決断時は脱力感があった。今までの苦労が報われない気が少しした。でも今は、英断だったんだと感じている。自分がどう考えたかに固執せず、ユーザが使いたいと思うかに焦点を移した。なんだ、Webサイトと同じじゃないか。その結果、Ridualは「解析ツール」としての力を手に入れることになる。設計図を描く段から、解析まで1つのツールで見渡せる。それこそがやりたかったことだ。そしてその後ダウンローダも実装され、今やURLを入力すれば他人のサイトがそのままコピーできて、自動でサイトマップまで作れるようになっている。Flashを含むサイトを解析して、そのサイト自身が提供するサイトマップとほぼ同じものをRidualが表示したとき、背筋にゾクっと来た。Ridualは、削ったが故に広がった。なんだか逆説的で面白い。

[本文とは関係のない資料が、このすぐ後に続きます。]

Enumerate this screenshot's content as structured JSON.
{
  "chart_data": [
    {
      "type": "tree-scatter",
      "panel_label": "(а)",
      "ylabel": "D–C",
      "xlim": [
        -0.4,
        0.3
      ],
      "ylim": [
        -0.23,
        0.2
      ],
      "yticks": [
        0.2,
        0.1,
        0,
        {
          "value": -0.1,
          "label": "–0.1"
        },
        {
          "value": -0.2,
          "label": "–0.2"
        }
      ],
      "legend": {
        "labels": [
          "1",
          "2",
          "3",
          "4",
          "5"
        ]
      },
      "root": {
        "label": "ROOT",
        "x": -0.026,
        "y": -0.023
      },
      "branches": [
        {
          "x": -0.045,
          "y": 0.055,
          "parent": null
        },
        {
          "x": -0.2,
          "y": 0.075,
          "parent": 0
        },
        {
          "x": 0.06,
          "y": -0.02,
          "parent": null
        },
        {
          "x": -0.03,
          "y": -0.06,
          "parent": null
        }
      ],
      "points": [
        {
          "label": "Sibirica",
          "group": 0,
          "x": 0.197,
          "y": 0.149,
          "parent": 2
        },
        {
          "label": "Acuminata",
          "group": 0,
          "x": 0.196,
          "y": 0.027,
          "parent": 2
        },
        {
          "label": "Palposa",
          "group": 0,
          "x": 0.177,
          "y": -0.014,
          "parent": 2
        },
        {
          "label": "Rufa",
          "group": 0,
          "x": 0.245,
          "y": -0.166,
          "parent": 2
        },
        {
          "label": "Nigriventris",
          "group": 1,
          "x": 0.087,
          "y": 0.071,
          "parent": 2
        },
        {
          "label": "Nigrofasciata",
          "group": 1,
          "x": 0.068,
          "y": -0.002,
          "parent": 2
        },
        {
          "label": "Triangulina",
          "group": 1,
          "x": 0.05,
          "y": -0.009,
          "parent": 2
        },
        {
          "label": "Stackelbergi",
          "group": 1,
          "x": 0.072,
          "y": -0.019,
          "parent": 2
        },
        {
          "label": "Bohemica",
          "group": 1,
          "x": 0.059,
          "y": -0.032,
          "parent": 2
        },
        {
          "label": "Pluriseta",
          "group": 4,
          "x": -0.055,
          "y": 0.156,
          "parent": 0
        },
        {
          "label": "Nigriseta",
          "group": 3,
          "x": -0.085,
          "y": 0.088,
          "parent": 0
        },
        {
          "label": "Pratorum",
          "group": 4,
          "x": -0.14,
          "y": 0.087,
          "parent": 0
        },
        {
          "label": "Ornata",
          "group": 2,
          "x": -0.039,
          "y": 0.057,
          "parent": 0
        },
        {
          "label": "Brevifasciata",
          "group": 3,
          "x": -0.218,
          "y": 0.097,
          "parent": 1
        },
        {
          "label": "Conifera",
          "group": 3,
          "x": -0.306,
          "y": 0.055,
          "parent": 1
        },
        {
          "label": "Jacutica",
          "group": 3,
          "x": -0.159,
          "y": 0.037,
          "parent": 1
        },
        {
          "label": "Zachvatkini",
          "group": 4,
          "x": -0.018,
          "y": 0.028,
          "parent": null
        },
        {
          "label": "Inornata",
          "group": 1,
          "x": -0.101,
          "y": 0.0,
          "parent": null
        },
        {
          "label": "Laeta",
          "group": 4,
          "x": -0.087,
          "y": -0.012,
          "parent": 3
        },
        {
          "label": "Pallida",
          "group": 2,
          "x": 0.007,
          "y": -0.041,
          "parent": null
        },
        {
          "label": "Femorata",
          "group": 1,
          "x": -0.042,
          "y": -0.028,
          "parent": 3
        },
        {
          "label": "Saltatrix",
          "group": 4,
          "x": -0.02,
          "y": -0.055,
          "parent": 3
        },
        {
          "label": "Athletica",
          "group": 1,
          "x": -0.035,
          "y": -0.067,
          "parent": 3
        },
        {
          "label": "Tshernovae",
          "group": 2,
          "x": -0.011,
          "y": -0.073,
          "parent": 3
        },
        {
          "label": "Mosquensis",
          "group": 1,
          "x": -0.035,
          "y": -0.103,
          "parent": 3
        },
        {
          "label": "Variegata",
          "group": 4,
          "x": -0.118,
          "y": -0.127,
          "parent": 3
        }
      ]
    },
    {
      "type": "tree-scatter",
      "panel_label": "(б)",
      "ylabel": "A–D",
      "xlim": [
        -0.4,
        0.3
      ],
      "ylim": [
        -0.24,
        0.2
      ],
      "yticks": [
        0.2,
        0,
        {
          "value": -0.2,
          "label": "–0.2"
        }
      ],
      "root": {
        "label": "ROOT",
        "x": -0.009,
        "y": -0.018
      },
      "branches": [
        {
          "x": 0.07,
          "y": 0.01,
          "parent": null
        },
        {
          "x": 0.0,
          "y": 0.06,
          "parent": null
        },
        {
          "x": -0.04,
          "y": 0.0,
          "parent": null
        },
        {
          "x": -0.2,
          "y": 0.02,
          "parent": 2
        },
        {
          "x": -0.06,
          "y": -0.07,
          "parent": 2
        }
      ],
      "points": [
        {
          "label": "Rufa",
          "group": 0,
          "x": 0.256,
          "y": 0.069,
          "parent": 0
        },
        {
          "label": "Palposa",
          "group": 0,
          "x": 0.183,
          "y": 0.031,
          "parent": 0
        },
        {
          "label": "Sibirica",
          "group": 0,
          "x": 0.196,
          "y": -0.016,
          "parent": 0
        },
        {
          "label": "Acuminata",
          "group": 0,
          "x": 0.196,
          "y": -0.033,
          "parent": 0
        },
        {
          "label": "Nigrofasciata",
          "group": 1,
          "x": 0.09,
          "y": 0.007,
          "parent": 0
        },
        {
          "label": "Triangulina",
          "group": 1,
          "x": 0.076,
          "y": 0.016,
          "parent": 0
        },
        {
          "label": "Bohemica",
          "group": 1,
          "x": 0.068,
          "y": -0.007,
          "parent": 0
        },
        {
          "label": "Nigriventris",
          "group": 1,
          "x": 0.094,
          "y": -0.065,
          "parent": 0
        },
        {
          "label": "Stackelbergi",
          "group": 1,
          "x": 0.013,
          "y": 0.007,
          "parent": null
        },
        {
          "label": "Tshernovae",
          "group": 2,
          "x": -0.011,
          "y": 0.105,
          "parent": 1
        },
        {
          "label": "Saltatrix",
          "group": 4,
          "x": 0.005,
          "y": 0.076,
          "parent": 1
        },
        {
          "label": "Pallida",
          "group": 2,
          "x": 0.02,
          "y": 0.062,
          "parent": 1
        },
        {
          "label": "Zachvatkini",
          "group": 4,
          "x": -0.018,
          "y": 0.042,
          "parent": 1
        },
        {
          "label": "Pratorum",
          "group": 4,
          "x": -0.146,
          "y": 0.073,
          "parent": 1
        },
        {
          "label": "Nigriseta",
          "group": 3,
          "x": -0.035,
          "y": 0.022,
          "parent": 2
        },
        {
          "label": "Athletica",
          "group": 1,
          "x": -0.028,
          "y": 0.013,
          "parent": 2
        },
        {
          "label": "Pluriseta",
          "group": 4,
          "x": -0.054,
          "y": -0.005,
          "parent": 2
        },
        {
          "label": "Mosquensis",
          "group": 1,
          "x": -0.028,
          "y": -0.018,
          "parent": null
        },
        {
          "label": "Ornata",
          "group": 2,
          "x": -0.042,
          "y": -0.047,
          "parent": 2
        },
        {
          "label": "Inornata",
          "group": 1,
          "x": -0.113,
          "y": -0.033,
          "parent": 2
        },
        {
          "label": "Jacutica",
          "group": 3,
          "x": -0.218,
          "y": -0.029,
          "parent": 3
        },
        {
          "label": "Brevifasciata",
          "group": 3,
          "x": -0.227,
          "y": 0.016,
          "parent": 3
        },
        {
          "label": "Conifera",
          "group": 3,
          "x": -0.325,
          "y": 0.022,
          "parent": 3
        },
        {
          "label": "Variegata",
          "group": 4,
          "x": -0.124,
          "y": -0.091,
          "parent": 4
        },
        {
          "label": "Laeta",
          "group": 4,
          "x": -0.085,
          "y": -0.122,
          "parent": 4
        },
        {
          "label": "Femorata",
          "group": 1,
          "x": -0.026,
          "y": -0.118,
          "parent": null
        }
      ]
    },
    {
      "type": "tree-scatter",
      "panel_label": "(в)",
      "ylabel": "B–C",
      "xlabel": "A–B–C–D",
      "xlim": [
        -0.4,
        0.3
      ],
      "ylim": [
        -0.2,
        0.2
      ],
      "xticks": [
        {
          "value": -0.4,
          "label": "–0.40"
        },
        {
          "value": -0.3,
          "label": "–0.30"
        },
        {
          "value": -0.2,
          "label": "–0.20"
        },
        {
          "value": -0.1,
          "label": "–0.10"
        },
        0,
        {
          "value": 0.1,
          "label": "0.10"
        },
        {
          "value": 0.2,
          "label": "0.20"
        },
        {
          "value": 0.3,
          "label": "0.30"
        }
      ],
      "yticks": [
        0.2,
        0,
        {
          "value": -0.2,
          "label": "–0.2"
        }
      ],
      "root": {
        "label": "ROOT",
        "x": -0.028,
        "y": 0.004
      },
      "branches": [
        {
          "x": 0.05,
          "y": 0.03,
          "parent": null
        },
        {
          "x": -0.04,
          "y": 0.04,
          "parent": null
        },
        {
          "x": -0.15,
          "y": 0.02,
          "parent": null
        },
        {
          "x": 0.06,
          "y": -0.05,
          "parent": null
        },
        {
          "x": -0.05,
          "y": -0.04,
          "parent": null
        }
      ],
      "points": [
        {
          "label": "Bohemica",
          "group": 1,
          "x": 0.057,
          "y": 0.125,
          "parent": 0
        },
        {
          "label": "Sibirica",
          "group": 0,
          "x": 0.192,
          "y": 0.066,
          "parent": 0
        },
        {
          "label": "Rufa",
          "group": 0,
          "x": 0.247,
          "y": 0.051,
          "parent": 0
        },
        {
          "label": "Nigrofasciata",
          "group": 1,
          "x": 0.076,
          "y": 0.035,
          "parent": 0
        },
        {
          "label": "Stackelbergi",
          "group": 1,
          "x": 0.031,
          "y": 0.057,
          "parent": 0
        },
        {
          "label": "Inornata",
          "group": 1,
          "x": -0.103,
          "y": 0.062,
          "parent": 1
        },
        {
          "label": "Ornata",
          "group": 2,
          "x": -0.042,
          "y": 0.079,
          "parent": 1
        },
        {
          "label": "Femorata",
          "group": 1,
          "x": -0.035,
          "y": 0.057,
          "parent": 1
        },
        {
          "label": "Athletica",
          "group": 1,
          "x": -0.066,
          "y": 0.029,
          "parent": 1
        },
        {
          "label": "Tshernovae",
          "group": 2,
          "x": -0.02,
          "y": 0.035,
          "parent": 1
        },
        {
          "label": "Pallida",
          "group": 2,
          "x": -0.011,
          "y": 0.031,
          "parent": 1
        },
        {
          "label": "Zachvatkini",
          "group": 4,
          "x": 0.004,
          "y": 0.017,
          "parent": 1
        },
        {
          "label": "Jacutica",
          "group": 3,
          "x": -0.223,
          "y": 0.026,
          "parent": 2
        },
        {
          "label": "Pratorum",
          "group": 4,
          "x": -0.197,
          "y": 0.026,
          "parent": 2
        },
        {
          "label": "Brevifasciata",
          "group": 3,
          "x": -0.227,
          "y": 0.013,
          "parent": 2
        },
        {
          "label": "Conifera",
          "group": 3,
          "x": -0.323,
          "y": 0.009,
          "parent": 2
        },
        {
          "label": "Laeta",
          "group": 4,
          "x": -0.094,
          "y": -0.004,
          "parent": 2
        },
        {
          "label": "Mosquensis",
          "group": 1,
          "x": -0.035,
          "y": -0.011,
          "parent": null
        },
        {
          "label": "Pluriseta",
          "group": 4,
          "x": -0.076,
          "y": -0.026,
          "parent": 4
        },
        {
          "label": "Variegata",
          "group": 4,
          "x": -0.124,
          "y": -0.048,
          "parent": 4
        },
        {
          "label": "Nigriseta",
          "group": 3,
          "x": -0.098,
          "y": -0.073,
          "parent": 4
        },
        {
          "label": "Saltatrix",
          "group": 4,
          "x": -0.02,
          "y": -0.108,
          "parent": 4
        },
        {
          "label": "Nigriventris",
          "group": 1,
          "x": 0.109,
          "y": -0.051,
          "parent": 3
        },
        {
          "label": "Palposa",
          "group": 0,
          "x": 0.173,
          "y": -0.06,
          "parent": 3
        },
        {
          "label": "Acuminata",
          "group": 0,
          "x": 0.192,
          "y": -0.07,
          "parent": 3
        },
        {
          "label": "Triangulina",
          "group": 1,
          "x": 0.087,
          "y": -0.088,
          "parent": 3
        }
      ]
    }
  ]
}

Ridual開発記が及びもしない深みがある言葉を。ニューヨーク大学リハビリセンターの壁に刻まれている作者不詳の詩;

大きな事を成し遂げようと力を求めたのに、

   慎み深く従順であるようにと弱さを与えられた。

 

偉大なことができるようにと健康を求めたのに、

   良い事をするようにと病を与えられた。

 

幸せになろうとして富を求めたのに、

   賢明であるようにと貧しさを与えられた。

 

人からの賞賛を得ようと権力を求めたのに、

   神の前にひざまずくようにと無力を与えられた。

 

人生を楽しもうとあらゆるものを求めたのに、

   何事をも喜ぶようにとひとつの命を与えられた。

 

求めたものはなに一つとして与えられなかったが、願いはすべて聞き届けられた。私はあらゆる人の中でもっとも豊かに祝福されたのだ。

以上。/mitsui

ps.

その彼女は今は産休中。ある意味この世で一番「うざい」仕事、子育て中:-)

子育てほど、求めるものと得られるもののギャップが大きなものもないかもしれない。我家では言うことはさっぱり聞かなくなったが、それでも家族と共にいると喜びがある。さて彼女は?